2) Kolegium masing-masing Tenaga Kesehatan sebagaimana dimaksud pada ayat (1)
merupakan badan otonom di dalam Organisasi Profesi.
3) Kolegium masing-masing Tenaga Kesehatan sebagaimana dimaksud pada ayat (1)
bertanggung jawab kepada Organisasi Profesi.

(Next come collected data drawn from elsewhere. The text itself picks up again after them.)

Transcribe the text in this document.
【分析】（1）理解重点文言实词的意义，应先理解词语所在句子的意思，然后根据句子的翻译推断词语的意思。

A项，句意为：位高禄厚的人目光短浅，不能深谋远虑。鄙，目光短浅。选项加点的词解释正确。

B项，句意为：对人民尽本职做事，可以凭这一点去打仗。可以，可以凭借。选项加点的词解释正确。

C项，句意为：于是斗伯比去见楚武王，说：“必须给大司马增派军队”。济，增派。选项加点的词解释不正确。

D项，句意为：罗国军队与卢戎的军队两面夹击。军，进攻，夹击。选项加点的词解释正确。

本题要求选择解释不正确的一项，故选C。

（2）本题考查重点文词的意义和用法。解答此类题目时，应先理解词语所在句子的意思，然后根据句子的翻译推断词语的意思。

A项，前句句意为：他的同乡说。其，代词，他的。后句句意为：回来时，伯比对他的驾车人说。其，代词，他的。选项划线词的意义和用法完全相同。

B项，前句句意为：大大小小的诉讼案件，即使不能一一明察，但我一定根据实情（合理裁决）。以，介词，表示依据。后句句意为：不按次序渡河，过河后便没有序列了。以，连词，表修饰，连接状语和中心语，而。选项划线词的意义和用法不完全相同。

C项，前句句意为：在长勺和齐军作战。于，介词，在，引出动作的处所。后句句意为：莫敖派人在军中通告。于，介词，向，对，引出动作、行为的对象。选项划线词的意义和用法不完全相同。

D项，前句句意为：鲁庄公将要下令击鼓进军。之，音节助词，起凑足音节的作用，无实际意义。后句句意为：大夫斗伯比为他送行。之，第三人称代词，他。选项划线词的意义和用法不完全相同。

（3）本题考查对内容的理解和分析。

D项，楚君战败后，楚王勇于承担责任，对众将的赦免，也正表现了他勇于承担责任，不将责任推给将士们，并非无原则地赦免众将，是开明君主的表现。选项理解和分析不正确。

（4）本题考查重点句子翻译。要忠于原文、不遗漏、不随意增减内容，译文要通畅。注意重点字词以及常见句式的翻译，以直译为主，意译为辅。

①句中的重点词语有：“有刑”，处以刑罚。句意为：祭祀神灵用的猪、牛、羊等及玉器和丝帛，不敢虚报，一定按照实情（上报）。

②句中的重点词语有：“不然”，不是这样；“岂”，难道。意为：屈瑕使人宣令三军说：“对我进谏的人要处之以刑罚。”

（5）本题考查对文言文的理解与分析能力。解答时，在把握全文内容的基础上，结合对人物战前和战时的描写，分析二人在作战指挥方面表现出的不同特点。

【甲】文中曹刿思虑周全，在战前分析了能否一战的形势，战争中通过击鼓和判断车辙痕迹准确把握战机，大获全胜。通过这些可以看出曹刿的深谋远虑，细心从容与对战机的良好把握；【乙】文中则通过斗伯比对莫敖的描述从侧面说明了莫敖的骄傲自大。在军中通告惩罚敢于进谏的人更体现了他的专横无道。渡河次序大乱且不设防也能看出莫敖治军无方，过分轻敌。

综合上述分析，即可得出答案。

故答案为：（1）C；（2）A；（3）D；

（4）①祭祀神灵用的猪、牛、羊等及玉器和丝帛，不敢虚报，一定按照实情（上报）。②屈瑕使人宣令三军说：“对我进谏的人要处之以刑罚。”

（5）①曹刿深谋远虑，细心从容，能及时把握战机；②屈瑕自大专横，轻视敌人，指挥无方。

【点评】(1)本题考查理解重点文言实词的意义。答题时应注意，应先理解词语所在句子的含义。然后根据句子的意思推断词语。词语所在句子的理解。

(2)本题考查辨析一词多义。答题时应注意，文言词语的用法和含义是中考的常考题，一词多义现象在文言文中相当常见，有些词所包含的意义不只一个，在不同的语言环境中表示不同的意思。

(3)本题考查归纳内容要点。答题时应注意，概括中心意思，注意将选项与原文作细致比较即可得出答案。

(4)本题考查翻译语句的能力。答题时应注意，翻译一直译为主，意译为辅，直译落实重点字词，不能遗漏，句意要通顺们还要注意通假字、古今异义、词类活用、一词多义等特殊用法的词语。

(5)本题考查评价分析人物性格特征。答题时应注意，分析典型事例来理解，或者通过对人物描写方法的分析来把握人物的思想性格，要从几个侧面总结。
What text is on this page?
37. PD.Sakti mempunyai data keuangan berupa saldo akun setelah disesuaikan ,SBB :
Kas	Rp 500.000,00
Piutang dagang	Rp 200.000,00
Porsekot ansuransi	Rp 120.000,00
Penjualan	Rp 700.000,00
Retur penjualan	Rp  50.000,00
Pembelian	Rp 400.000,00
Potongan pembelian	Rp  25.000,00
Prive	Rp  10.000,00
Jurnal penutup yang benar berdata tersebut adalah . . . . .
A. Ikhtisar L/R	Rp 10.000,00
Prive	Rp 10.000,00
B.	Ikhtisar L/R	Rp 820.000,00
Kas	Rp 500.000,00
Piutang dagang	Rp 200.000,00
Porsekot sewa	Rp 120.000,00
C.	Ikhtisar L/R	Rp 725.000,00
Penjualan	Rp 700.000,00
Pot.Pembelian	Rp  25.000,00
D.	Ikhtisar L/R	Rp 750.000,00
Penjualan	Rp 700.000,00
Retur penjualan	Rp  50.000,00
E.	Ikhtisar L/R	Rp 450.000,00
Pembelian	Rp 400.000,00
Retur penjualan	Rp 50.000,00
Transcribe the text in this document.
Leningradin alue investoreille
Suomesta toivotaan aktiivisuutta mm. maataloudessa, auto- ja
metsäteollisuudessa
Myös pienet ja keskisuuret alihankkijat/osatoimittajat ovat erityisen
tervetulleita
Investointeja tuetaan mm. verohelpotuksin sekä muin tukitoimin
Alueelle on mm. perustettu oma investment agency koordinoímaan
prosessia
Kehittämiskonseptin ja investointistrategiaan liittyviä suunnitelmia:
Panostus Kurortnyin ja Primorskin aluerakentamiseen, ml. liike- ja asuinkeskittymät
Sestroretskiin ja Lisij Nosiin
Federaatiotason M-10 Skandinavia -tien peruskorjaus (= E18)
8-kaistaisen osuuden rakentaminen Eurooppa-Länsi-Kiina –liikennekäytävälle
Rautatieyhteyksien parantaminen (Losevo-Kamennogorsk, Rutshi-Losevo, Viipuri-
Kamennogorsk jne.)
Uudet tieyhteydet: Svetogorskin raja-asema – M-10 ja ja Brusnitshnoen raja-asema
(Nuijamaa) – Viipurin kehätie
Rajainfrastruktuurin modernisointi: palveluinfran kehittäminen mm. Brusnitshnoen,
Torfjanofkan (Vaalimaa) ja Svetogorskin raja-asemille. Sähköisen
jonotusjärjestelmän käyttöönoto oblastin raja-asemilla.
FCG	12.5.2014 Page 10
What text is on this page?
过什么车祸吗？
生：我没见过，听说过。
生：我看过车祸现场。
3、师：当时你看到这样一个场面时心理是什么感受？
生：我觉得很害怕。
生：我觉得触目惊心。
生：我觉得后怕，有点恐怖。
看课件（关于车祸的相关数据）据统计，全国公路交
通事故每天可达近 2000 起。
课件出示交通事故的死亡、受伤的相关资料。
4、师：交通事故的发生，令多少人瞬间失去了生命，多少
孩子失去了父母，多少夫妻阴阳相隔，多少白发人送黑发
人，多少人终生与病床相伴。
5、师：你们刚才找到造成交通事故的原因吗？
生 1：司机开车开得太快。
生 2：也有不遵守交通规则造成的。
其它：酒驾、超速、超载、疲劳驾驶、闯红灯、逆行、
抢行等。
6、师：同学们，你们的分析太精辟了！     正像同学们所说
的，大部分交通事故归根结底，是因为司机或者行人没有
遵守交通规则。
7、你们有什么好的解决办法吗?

Pasal 51 ini menegaskan bahwa yang dimaksud kolegium dalam bidang farmasi akan berupa
himpunan seminat.
Bab IX : Hak dan Kewajiban Tenaga Kesehatan
Pasal 59 :
1.
1) Tenaga Kesehatan yang menjalankan praktik pada Fasilitas Pelayanan Kesehatan wajib
memberikan pertolongan pertama kepada Penerima Pelayanan Kesehatan dalam keadaan
gawat darurat dan/atau pada bencana untuk penyelamatan nyawa dan pencegahan
kecacatan.
2) Tenaga Kesehatan sebagaimana dimaksud pada ayat (1) dilarang menolak Penerima
Pelayanan Kesehatan dan/atau dilarang meminta uang muka terlebih dahulu.
Catatan :
Nah, kedepan jika ada RS yang menolak pasien dikarenakan masalah biaya yang tidak ada dimuka
maka RS itu (tenaga kesehatan didalamnya) melanggar undang-undang.
2. Pasal 63
1) Dalam keadaan tertentu Tenaga Kesehatan dapat memberikan pelayanan di luar
kewenangannya.
2) Ketentuan lebih lanjut mengenai menjalankan keprofesian di luar kewenangan
sebagaimana dimaksud pada ayat (1) diatur dengan Peraturan Menteri.
Catatan :
Yang menarik disini tenaga kesehatan dapat melakukan pekerjaan diluar kewenangannya, seperti
apa penjelasannya, kita tunggu peraturan menterinya. Tetapi, kemungkinan seperti dokter
menyerahkan obat pada daerah terpencil, perawat melakukan tindakan invasif didaerah terpencil,
bidan menangani kelahiran tidak normal, dsbg. Apoteker mendiagnosa bagaimana? .
3.Pasal 56 :
Catatan :
Apoteker bisa memberikan pelimpahan tanggung jawab kepada tenaga teknis kefarmasian sesuai
kompetensinya.
1.Pasal 80
Pemerintah dan Pemerintah Daerah melakukan pembinaan dan pengawasan kepada Tenaga
Kesehatan dengan melibatkan konsil masing-masing Tenaga Kesehatan dan Organisasi Profesi
sesuai dengan kewenangannya.
Catatan :
Saya teringat kasus BPOM Makassar yang keberatan karena Dinkes kota Makassar mengajak PC
IAI Makassar untuk mengunjungi apotek-apotek. Keberatan ini pula langsung disampaikan oleh
kepala balai saat beliau membawakan materi di pelantikan pengurus PD IAI Sul Sel. Beliau
mengatakan akan memproses pihak-pihak yang melanggar wewenang dari POM. Menurut saya,
dengan melihat pasal 80 dalam uu ini dan pasal 58 dalam pp 51 2009, tidaklah keliru jika Dinkes
mengajak IAI mengunjungi apotek untuk melakukan pengawasan. Harusnya antara Dinkes, IAI,
dan BPOM ada sinergi dalam hal ini. Kepala Balai sendiri dalam materinya mengatakan
bahwa yang diawasi POM itu produknya(obat dan makanan). Sehingga yang mengawasi
apotekernya adalah tugas Dinkes dan IAI. Jadi, tidak ada tumpang tindih sebenarnya dan tidak
ada pelanggaran kewenangan. Mohon diluruskan jika saya keliru.
1.Pasal 87
1) Bukti Registrasi dan perizinan Tenaga Kesehatan yang telah dimiliki oleh Tenaga
Kesehatan, pada saat berlakunya Undang-Undang ini, dinyatakan masih tetap berlaku
sampai habis masa berlakunya.
2) Tenaga Kesehatan yang belum memiliki bukti Registrasi dan perizinan wajib
menyesuaikan dengan ketentuan Undang-Undang ini paling lama 2 (dua) tahun sejak
Undang-Undang ini diundangkan.
2.Pasal 89
Majelis Tenaga Kesehatan Indonesia dan Komite Farmasi Nasional sebagaimana diatur dalam
peraturan perundang-undangan tetap melaksanakan fungsi, tugas, dan wewenangnya
sampai terbentuknya Konsil Tenaga Kesehatan Indonesia.
3.Pasal 93
Konsil Tenaga Kesehatan Indonesia sebagaimana dimaksud dalam Pasal 34 harus dibentuk paling
lama 2 (dua) tahun terhitung sejak Undang-Undang ini diundangkan.